23.04.2010
Glatzen und Homosexualität durch Gentechnik?
Von Thomas Deichmann
Was deutsche Angstexperten mit dem bolivianischen Präsidenten Morales verbindet.
Die Menschheit hat schon viele Gründe dafür gehört, warum der Anbau von gentechnisch veränderten Pflanzen angeblich gefährlich sein soll. Die Realität sind zwar anders aus – die Technologie ist erprobt und gilt nach wissenschaftlichen Kriterien als sicher. Aber wen stört das schon, zumal mit Antihaltungen leichter denn je moralische Pluspunkte eingesammelt werden können. Bundesministerin Ilse Aigner (CSU) hat vergangenes Jahr den Anbau von Bt-Mais verboten – zum vermeintlichen Wohle von Käferchen auf der deutschen Ackerscholle. Ihr Amtskollege aus Meck-Pomm Till Backhaus (SPD) scheiterte kürzlich nur knapp mit seinem Vorstoß, auch die Aussaat der gerade erst zugelassen GV-Kartoffel Amflora zu verhindern. Andere europäische „Experten“ warnen derweil mit Blick auf abenteuerliche Interpretationen von Fütterungsstudien mit Ratten, deutsche Männer könnten impotent werden. Und ein straffällig gewordener Landwirt aus Hessen rennt seit Jahr und Tag durchs Land und behauptet, einige seiner Kühe seien einst wegen GV-Futter verendet (statt miserabler Hygiene im Kuhstall, was Behörden nahelegten). Kollegen aus Asien oder Kollegen aus Europa, die „Experten“ in Asien kennen, legen nach und berichten darüber, dass indischen Rindviechern gleich die kompletten Hufe abgefault seien, nachdem sie über ein Feld mit GV-Baumwolle marschiert waren. Und dass indische Landwirte den Massensuizid wählen, weil die Gentechnik sie schnurstracks ins Verderben führt.

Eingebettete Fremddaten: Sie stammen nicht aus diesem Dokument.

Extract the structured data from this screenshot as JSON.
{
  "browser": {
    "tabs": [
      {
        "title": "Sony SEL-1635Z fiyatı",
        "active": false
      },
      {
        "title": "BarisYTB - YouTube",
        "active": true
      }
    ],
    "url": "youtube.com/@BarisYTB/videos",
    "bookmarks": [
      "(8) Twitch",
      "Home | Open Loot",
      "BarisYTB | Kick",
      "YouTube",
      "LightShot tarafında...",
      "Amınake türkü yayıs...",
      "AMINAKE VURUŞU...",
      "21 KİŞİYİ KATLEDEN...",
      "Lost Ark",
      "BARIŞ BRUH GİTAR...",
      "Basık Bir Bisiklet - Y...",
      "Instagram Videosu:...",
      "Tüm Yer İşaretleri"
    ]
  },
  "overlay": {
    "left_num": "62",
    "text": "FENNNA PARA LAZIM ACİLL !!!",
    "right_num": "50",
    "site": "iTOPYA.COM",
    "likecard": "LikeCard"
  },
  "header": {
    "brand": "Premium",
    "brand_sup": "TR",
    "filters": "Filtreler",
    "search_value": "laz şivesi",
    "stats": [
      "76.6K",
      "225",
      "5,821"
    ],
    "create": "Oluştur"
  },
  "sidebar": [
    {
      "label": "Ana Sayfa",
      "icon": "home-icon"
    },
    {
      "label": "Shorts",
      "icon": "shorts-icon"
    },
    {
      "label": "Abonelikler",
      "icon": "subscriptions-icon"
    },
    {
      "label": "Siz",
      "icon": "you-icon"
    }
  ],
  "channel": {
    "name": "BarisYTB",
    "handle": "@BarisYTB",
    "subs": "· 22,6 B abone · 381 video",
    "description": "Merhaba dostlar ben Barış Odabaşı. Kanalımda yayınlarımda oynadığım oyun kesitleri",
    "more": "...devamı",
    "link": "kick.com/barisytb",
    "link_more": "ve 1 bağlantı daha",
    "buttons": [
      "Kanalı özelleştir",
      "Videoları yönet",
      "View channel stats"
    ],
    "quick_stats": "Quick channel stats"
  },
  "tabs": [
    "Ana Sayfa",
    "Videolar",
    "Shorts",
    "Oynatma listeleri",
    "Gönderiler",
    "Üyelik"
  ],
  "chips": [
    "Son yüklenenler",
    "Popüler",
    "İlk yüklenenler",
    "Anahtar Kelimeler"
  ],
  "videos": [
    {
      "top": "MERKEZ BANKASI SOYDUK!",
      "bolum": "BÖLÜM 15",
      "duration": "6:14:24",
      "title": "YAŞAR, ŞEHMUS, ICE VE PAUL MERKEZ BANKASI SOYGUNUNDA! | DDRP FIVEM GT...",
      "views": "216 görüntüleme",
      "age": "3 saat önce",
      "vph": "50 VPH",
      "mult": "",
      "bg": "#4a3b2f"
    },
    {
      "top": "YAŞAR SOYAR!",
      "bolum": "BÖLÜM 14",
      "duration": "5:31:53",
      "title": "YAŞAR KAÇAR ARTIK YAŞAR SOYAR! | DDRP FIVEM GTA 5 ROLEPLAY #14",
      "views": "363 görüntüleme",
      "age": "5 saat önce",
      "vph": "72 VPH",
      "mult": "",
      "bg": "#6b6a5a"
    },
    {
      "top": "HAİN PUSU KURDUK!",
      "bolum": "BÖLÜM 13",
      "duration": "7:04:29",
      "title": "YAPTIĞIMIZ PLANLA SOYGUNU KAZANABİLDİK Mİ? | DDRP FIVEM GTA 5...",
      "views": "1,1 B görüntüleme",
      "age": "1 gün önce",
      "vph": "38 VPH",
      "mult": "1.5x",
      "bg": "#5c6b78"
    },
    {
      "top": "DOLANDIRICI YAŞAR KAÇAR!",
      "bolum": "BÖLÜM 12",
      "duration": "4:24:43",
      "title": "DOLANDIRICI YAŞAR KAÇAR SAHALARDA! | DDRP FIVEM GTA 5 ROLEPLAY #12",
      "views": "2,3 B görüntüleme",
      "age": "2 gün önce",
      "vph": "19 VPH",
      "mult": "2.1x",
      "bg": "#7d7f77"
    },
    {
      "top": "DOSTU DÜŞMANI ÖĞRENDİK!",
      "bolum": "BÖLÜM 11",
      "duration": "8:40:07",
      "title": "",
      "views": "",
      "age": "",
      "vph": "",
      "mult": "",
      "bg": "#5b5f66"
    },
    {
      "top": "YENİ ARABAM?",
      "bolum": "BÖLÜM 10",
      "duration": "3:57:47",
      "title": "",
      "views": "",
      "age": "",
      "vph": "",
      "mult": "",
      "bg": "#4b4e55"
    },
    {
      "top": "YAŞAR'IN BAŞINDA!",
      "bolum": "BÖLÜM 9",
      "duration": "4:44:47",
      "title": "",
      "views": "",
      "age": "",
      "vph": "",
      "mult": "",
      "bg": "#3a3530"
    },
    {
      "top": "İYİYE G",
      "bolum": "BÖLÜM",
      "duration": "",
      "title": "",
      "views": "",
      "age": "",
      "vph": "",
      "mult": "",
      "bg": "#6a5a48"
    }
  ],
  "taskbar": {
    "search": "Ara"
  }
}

Treu-deutsche Imker schüren Panik, dass ihre Bienchen vergiftet und Honig kontaminiert wird. Und ein vom Obersten Kanadischen Gerichtshof wegen der Verletzung von Patentrechten letztinstanzlich verurteilter Großbauer ist zur europäischen Kultfigur aufgestiegen, nur weil er lange genug lamentierte, er sei von den bösen Agrobuben aus dem bösen Amerika über den Tisch gezogen worden. Letzte Woche wurde auch dieser Straftäter besonders geehrt: Die Meck-Pomm-Landeshauptstadt Schwerin würdigte den Einsatz des Kanadiers für die „Altenvielfalt“ – weshalb jedem auch nur halbwegs Sachkundigen die Kinnlade nach unten klappen dürfte. Der Vize-Oberbürgermeister Wolfram Friedersdorff (Die Linke) ließ es sich nicht nehmen, beim Eintrag ins Gästebuch der Landeshauptstadt dem Gast die Hand zu reichen. „Experten“ vom Schlage Glöckner, Grolm, Andrioli, Schmeiser, Hofstetter oder Then haben Hochkonjunktur.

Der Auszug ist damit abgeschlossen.